Auditions that make me cry (in a good way and a bad way)

It has been forever.  Sorry about that.  I’ve been really busy with some exciting projects.  I really love casting and working with actors, and I hope that shows in my work.  I hope that actors love acting, but that love doesn’t always show.  I want to see that you want the role, but I don’t want to see that you need the role.  Desperation is not sexy; confidence is.

At a recent audition, I saw the pure magic that can happen when you match the right two actors with the right scene.  The honesty on display brought tears to my eyes.  The seamless work between these two virtual strangers (they met in the hallway approximately 30 seconds before the audition) was a testament to the power of acting.  It’s rare that something like this happens, but when it does, it makes all the hard work worthwhile.

Sometimes auditions make me cry in the other way.  I’ve been bored to tears.  Remember, this is your time: make it memorable.  Whatever you do, don’t be boring! Make choices! Even if your choices don’t work, at least you made them rather than giving me nothing. Also, don’t undermine your work by apologizing.  JUST DON’T DO IT.  A lot of actors feel the need to be self-deprecating, but the audition room is not the place.  I’ve seen an actor do a strong read but then destroy that work by criticizing himself.

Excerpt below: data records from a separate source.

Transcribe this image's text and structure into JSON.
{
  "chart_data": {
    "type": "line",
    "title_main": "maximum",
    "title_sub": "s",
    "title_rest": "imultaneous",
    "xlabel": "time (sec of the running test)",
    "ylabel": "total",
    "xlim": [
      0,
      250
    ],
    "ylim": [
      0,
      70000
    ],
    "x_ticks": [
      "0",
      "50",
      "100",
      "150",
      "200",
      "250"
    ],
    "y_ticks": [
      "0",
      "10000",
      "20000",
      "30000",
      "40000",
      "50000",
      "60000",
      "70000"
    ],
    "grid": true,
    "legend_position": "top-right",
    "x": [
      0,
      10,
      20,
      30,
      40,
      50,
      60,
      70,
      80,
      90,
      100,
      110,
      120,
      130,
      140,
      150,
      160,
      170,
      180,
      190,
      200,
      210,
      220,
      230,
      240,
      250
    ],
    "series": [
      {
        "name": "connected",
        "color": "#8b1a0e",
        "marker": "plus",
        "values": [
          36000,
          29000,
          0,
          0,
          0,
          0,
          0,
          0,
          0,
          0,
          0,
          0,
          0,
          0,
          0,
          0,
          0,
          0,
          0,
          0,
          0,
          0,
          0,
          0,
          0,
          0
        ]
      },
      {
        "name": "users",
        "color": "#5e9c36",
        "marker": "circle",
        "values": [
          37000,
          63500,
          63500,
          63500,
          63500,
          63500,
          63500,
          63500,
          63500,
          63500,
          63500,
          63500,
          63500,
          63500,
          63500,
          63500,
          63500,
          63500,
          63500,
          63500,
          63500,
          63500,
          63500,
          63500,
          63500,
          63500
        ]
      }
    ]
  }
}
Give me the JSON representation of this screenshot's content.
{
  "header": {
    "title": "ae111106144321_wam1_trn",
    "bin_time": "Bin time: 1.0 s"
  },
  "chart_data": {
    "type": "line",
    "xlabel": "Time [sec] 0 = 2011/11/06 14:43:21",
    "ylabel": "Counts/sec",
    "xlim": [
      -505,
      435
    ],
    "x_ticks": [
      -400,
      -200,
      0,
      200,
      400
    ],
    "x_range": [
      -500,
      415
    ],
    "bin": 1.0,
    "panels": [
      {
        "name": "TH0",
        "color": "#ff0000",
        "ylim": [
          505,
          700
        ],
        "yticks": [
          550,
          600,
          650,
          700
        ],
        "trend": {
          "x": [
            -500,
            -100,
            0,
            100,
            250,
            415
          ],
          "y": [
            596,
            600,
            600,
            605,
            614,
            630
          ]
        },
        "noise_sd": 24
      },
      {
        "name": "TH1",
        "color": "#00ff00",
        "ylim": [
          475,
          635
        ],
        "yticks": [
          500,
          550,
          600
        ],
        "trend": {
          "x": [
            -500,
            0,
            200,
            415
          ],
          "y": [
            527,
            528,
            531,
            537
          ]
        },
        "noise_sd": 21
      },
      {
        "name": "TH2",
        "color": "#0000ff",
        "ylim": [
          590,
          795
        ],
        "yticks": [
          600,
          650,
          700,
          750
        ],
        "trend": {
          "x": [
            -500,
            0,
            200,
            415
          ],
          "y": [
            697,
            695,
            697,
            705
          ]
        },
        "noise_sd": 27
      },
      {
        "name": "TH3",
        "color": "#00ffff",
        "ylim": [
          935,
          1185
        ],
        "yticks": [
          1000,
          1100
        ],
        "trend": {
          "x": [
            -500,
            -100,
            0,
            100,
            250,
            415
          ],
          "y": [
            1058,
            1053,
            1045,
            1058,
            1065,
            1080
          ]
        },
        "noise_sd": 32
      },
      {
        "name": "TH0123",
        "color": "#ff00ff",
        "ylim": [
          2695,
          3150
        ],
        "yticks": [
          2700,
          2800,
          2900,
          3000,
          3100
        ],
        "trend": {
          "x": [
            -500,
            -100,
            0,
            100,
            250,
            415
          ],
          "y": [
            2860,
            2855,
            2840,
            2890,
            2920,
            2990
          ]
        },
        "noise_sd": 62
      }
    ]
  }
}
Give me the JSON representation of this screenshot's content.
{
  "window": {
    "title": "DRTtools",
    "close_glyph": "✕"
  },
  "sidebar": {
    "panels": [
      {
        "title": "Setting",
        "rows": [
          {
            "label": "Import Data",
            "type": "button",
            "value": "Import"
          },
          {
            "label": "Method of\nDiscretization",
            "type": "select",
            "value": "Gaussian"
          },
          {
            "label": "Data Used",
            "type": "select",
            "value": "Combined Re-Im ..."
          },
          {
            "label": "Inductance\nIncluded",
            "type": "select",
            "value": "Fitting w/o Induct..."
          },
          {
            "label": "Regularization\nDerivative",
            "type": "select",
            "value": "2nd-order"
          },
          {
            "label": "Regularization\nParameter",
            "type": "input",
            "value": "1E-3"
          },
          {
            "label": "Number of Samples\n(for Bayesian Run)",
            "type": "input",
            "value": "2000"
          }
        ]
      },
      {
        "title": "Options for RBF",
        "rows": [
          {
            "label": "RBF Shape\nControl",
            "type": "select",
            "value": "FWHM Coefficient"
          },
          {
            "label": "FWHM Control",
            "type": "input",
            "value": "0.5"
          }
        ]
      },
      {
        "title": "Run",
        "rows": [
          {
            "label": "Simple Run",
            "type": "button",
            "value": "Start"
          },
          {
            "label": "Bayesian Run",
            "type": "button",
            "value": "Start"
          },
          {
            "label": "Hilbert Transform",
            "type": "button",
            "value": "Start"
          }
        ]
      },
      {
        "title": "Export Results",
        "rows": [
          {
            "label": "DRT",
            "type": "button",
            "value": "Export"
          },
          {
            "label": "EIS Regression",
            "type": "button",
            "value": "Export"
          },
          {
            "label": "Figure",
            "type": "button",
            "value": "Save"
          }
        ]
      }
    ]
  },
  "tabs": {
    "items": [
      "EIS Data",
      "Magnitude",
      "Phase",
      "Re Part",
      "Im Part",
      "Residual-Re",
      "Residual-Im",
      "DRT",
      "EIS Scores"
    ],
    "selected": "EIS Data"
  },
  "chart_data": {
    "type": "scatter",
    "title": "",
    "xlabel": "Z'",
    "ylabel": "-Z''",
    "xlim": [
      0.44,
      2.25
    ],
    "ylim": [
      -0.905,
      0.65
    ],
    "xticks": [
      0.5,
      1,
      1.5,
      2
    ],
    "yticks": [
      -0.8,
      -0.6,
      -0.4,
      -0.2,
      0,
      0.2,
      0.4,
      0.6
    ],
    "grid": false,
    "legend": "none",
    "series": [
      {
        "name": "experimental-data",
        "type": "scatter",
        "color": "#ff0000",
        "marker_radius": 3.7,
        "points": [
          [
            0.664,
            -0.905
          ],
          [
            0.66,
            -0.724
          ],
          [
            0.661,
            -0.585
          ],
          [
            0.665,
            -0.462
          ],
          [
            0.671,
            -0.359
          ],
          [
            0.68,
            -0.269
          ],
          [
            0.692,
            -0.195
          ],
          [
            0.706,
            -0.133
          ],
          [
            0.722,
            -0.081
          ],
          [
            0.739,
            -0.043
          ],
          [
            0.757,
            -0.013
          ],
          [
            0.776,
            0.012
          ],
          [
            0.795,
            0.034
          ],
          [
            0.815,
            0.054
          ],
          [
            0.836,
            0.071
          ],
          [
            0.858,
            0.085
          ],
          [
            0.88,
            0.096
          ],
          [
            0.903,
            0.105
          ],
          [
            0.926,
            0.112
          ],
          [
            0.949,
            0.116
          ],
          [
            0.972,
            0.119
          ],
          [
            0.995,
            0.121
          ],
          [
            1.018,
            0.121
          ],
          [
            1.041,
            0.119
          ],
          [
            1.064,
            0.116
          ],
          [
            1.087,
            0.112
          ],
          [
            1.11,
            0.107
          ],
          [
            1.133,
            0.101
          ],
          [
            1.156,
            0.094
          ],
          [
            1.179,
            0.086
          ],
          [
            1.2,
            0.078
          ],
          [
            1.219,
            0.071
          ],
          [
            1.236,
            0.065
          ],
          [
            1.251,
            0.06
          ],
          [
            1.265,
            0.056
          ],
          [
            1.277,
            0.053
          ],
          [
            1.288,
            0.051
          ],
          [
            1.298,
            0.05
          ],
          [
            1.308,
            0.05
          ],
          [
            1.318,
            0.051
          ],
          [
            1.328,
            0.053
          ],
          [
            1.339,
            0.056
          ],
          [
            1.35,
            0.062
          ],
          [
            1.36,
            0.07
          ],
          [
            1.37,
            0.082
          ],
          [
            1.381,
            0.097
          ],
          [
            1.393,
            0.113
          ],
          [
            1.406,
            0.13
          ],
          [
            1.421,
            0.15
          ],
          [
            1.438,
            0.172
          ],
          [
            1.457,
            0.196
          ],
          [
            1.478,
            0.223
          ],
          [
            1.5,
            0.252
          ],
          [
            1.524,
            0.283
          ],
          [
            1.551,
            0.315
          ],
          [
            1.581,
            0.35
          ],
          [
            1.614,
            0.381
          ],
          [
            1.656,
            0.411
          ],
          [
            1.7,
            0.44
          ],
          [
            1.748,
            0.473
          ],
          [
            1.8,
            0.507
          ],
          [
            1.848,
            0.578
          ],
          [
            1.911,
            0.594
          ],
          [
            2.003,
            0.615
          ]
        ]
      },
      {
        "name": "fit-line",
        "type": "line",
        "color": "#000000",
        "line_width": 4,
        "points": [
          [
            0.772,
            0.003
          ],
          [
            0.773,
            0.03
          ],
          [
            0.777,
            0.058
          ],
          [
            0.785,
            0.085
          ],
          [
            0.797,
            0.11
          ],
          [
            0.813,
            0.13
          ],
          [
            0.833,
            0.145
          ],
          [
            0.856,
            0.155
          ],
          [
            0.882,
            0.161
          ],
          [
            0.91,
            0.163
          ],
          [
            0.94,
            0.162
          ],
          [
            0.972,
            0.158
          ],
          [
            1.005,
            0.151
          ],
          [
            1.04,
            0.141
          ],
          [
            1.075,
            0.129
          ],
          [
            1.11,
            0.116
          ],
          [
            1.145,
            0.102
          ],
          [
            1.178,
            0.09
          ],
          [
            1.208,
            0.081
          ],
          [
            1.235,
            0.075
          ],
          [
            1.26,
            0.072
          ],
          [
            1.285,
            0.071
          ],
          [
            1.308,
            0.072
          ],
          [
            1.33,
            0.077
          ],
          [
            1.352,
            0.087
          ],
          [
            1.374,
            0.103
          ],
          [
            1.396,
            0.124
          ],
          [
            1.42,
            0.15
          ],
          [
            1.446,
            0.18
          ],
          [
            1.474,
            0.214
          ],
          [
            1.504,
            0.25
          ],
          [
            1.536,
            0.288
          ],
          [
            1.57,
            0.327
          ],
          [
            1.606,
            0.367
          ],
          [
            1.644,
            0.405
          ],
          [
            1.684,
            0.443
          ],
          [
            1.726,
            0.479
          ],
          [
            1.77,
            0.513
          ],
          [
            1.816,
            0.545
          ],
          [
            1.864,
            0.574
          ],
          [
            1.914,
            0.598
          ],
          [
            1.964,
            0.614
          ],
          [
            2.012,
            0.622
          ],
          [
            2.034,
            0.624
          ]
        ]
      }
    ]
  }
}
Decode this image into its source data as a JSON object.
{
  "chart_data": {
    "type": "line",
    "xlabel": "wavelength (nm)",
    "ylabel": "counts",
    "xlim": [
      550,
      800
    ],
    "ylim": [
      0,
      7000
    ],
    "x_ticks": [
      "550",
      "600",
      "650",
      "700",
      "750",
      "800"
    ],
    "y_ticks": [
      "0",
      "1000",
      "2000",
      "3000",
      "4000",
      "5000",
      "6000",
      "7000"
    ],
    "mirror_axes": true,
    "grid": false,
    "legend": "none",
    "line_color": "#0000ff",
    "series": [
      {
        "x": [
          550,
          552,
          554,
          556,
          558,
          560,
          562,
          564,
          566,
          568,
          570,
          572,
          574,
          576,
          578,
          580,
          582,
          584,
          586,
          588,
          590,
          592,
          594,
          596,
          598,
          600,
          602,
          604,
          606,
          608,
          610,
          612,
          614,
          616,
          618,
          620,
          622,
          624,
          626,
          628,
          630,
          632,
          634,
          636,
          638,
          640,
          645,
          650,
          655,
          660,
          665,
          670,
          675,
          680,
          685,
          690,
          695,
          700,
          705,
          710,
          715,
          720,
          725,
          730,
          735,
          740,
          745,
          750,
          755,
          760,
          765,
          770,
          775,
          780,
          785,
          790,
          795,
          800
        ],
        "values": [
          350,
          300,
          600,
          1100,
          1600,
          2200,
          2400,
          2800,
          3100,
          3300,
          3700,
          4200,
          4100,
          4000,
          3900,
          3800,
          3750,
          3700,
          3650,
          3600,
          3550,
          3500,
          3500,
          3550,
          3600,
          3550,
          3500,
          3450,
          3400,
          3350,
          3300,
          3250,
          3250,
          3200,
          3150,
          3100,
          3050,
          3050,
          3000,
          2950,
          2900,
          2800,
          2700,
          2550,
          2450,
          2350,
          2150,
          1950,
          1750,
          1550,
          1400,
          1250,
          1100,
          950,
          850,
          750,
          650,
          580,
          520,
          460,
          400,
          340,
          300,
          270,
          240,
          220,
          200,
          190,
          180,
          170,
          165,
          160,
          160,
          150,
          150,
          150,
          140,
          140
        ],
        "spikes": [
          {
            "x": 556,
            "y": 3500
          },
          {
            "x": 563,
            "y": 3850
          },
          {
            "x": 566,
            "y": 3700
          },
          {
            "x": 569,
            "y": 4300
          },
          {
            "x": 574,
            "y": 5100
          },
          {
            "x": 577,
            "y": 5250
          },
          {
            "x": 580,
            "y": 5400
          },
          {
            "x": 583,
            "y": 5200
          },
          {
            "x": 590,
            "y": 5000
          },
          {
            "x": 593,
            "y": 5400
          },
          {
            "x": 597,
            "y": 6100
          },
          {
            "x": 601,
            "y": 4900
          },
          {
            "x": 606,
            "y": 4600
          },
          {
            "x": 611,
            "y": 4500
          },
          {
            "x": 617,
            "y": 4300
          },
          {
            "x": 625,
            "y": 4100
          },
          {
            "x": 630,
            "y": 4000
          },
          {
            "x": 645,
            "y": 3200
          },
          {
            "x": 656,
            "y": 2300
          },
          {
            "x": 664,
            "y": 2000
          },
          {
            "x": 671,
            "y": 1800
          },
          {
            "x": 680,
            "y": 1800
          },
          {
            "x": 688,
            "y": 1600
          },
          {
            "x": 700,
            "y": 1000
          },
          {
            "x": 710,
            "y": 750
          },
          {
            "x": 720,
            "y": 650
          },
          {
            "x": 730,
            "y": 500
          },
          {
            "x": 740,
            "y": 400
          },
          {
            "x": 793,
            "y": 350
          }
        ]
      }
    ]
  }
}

“I wasn’t really connected that time.”

“That wasn’t what I wanted to do.”

“I was totally off.”

JUST KEEP YOUR MOUTH SHUT! Let me and the director decide what we think of your audition, if we think you can do better, we’ll ask you to do it again.  Maybe, I thought it was fantastic, but you’ve told me it was bad: not only have you undermined your audition, but you’ve also insulted me. If you’re second guessing yourself in the audition, it’s likely that you’ll be second guessing yourself on set.  When you criticize your own work, it’s a red flag to directors that says “difficult to work with”. I’m sure that it’s mostly just nerves, but you have to learn to control the impulse to blurt out an apology after you finish the scene (even if you thought it was crap).

One more thing: if you still have to audition (meaning you’re not offer only), then you need to bring a hard copy of your headshot and resume with you at all times.  Period. End of sentence.  Don’t think your agent sent it.  Don’t think that everyone in the room is familiar enough with your work.  I have a newsflash for you: a lot of directors don’t watch TV or go to the theatre.  They may watch films, but mostly art house films or just the biggest blockbusters.  If you weren’t the star, they won’t remember who you were. Maybe they have seen you before, but you look different now. Don’t handicap yourself by making it harder to remember you.  At the end of the day, we’ll go through the headshots (not the video, that will come later) and if yours isn’t there you are more likely to be forgotten.

I try not to be too harsh.  Sometimes I scold actors because I want you all to do your best and not make detrimental mistakes.